Du côté de l’architecture, rien n’a été simple. L’émirat avait élu par avance Jean Nouvel, sans avoir idée du contenu. Peu convaincu par la muséographie qu’il a léguée au Quai Branly, le Louvre a tenu à embaucher une scénographe, Nathalie Crinière. Nouvel a grimacé. France Muséums a mis des années avant d’accoucher d’un projet scientifique. La scénographe était appelée à imaginer un accrochage avec des petits papiers blancs, sans liste d’œuvres. Du côté du Louvre, on fait observer que telle était sa mission : «Les tableaux ou sculptures ne pouvaient être identifiés, puisqu’ils sont appelés à venir de France par rotation.» «Le programme était sans cesse soumis à des changements, qui avaient un impact sur l’architecture, assure un collaborateur. Les Emiriens renvoyaient sur l’agence française, qui était incapable de répondre. C’était l’enfer, et cela a fini par péter.» Nathalie Crinière a été remerciée, avec un gros impayé. Les hauts fonctionnaires prennent un air désolé.
Assemblage hétéroclite
Autre dossier cité par le cheikh Sultan comme un «point critique» pour l’avenir : les acquisitions. Les conservateurs français ont acheté 200 œuvres ainsi qu’une centaine de miniatures indiennes ayant appartenu au réalisateur américain James Ivory. Ce noyau fait l’objet ce mois-ci d’un catalogue ainsi que d’une présentation sur place, suivie par une autre au Louvre en octobre. Sans thématique, cet assemblage hétéroclite tient d’un inventaire à la Prévert, mâtiné de «politiquement correct» : un Christ bavarois, un Coran, une Vierge de Bellini, un brin de nudité, un poil de tragédie biblique, un gitan de Manet et une scène médiévale d’Ingres, un ivoire allemand, un tabouret 1920, une agrafe carolingienne. Un zapping de l’histoire de l’humanité, pour donner l’illusion d’une collection «universelle» : un objectif en fait hors d’atteinte, alors que les chefs-d’œuvre de la Renaissance ou de l’impressionnisme sont détenus par les musées. Et qui privilégie un regard européocentriste.

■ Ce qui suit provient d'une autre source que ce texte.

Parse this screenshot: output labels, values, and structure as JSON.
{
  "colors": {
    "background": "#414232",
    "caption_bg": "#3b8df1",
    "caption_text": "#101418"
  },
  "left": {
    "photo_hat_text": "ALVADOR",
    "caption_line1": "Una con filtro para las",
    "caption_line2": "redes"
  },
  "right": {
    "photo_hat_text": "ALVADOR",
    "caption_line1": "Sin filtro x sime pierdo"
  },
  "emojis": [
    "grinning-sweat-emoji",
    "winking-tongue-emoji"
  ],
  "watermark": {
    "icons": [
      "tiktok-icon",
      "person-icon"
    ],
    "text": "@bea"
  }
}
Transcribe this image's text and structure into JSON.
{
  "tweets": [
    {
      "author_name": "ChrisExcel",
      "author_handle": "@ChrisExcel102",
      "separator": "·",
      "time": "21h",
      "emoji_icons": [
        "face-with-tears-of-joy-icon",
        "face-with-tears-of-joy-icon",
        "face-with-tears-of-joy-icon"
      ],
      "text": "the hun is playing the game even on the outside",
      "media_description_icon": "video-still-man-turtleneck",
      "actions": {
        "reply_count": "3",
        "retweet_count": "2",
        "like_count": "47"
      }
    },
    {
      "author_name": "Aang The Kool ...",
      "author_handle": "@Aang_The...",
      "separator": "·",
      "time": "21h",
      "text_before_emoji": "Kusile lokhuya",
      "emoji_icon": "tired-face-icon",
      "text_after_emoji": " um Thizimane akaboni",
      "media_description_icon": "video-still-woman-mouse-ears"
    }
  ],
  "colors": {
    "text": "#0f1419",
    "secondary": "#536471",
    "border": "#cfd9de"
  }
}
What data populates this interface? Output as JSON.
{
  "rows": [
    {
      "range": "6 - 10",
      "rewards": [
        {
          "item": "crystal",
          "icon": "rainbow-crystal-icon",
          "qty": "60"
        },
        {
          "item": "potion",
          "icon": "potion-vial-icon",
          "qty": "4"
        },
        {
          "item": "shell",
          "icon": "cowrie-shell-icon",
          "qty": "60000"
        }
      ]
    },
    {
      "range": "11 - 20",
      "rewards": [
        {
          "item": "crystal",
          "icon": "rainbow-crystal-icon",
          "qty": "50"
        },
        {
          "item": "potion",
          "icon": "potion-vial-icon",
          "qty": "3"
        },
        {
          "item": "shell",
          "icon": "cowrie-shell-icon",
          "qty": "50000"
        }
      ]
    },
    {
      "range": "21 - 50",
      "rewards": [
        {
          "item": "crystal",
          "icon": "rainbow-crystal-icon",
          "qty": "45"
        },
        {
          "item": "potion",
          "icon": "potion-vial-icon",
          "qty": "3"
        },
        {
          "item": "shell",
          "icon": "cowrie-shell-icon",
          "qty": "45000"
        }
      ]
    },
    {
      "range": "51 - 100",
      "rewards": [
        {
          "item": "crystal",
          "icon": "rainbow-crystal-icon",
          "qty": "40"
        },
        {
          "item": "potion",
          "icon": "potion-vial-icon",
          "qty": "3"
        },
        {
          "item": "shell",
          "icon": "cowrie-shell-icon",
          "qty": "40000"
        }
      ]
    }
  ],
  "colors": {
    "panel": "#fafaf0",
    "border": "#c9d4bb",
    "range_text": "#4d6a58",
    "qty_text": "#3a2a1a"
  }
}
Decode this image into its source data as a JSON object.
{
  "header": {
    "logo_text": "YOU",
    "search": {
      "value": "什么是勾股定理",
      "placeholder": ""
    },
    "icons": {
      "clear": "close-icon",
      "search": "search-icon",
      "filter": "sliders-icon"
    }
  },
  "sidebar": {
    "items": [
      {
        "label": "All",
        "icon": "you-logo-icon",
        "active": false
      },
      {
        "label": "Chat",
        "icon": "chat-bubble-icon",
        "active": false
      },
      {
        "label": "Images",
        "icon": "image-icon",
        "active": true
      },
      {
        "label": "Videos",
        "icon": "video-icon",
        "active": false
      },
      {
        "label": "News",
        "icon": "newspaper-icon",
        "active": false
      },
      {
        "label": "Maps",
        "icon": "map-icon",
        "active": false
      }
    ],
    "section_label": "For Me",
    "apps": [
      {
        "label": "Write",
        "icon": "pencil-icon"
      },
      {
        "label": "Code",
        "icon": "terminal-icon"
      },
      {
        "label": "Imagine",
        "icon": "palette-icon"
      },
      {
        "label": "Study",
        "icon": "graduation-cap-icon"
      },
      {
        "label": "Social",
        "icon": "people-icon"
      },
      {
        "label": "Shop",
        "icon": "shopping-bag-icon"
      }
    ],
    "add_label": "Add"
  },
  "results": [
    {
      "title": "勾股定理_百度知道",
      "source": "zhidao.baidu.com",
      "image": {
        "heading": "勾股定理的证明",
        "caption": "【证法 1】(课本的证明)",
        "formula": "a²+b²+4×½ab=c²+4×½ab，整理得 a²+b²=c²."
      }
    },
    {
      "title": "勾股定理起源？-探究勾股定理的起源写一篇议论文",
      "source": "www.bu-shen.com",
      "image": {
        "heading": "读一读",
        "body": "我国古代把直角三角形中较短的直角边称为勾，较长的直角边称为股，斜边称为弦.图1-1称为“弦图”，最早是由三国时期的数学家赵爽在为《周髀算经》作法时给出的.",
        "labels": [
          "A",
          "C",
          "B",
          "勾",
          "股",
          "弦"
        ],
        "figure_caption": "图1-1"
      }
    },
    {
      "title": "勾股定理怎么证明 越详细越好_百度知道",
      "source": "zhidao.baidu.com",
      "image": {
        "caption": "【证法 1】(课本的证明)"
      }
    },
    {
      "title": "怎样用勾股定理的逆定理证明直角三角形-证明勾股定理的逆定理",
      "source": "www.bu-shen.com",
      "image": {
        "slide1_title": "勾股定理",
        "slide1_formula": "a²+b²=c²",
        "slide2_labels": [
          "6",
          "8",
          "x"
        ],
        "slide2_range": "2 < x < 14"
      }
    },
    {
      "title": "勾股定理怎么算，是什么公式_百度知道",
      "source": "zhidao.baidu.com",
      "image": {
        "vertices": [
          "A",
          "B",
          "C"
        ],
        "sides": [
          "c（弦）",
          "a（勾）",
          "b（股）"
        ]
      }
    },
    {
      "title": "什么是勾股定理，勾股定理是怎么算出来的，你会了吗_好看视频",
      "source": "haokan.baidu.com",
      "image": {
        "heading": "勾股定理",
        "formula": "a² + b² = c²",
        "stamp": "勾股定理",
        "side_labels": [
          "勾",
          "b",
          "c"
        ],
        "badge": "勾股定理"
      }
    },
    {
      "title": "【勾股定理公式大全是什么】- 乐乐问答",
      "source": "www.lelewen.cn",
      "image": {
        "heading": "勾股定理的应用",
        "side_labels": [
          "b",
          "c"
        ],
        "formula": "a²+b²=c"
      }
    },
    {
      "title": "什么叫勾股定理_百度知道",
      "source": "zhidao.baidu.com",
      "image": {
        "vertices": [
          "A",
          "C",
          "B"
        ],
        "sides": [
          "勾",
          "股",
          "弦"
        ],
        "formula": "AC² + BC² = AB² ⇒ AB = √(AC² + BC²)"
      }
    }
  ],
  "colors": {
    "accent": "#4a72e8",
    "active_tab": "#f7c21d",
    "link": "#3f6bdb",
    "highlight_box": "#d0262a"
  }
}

Les acquisitions les plus contestables sont celles qui ont servi les intérêts du Louvre, quand il invitait dans ses murs des artistes comme Yan Pei-Ming ou Cy Twombly. Ce dernier, à 81 ans, a donné une esquisse pour peindre le plafond de la salle des bronzes, sans être – officiellement – rémunéré. Mais, via la galerie Gagosian, neuf toiles de cet artiste vraiment déclinant lui ont été achetées… par les Emirats. A France Muséums, on botte en touche en estimant que la responsabilité de ce coup à trois bandes revient au Louvre.
«Tous les achats sont approuvés en commission paritaire», fait remarquer Laurence des Cars. «Peut-être, mais la plupart du temps, les Emiriens découvraient les œuvres à Paris, sans être associés aux choix en amont», note un de leurs conseillers américains. Grief repris par le cheikh dans son courrier, qui ne manque pas de rappeler l’importance des investissements consentis dans ces acquisitions : 40 millions par an, sans compter 800 000 euros pour les déplacements des fonctionnaires français. Mécontent, l’émirat a reporté des comités d’acquisitions, ce qui a fait perdre des occasions comme celle d’un grand Poussin.
Pour Laurence des Cars, «la publication du catalogue montre combien l’émirat est fier de cette collection d’exception». La relation risque néanmoins d’être compliquée par l’audit. «Il est normal pour nos partenaires de vouloir procéder à un inventaire et d’en justifier l’acquisition, estime-t-elle. En la matière, il n’y a pas de valeur absolue. Et l’apport du Louvre – les prêts que nous allons consentir – n’a pas de prix.»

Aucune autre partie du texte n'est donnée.